== for custom type and promote_rule

From the docs for ==:

New numeric types should implement this function for two arguments of the new type, and handle comparison to other types via promotion rules where possible.

So I tried this:

struct A
  x::Float64
end

struct B
  x::Int
end

Base.convert(::Type{A}, s::B) = A(float(B.x))
Base.:(==)(x::A, y::A) = x.x == y.x
Base.:(==)(x::B, y::B) = x.x == y.x
Base.promote_rule(::Type{A}, ::Type{B}) = A

But A(1) == B(1) returns false, because it is falling back to ===.

From the documentation I was expecting that the promotion would occur here and then A(1) == B(1) would be true.

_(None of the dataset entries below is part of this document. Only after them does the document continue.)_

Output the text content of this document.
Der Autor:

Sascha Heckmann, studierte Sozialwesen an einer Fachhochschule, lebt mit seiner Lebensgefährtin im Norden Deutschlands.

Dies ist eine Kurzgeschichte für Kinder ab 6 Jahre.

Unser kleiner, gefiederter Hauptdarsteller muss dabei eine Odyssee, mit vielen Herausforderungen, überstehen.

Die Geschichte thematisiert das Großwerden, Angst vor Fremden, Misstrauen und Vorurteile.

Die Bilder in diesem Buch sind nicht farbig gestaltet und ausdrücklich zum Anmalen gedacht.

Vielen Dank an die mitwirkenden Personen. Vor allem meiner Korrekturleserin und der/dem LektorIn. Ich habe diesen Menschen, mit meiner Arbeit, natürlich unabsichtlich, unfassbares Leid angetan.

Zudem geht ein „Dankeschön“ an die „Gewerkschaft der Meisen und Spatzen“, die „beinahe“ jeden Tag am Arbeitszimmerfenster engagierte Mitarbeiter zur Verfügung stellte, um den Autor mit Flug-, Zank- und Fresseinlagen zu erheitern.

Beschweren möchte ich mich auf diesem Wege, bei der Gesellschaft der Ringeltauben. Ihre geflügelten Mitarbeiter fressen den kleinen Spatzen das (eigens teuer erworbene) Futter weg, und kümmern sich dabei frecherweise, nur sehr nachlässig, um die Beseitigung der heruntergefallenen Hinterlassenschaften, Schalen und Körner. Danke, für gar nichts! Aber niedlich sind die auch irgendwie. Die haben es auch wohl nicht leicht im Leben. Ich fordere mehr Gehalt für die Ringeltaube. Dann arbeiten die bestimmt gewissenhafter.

Did I misread the docs here? What’s the proper way to handle this? Do I have to define

Base.:(==)(x::A, y::B) = x.x == y.x
Base.:(==)(x::B, y::A) = x.x == y.x

as well?

There is no implicit promotion for general structs, you can define e.g.

==(a::A, b::B) = ==(promote(A, B)...)
==(a::B, b::A) = A == B

But typically these would share some common super type (let’s say C) and you would define

==(a::C, b::C) = ==(promote(A, B)...)

I see, thanks.

If there is no super type I guess I can do

==(a::Union{A,B}, b::Union{A,B}) = ==(promote(a,b)...)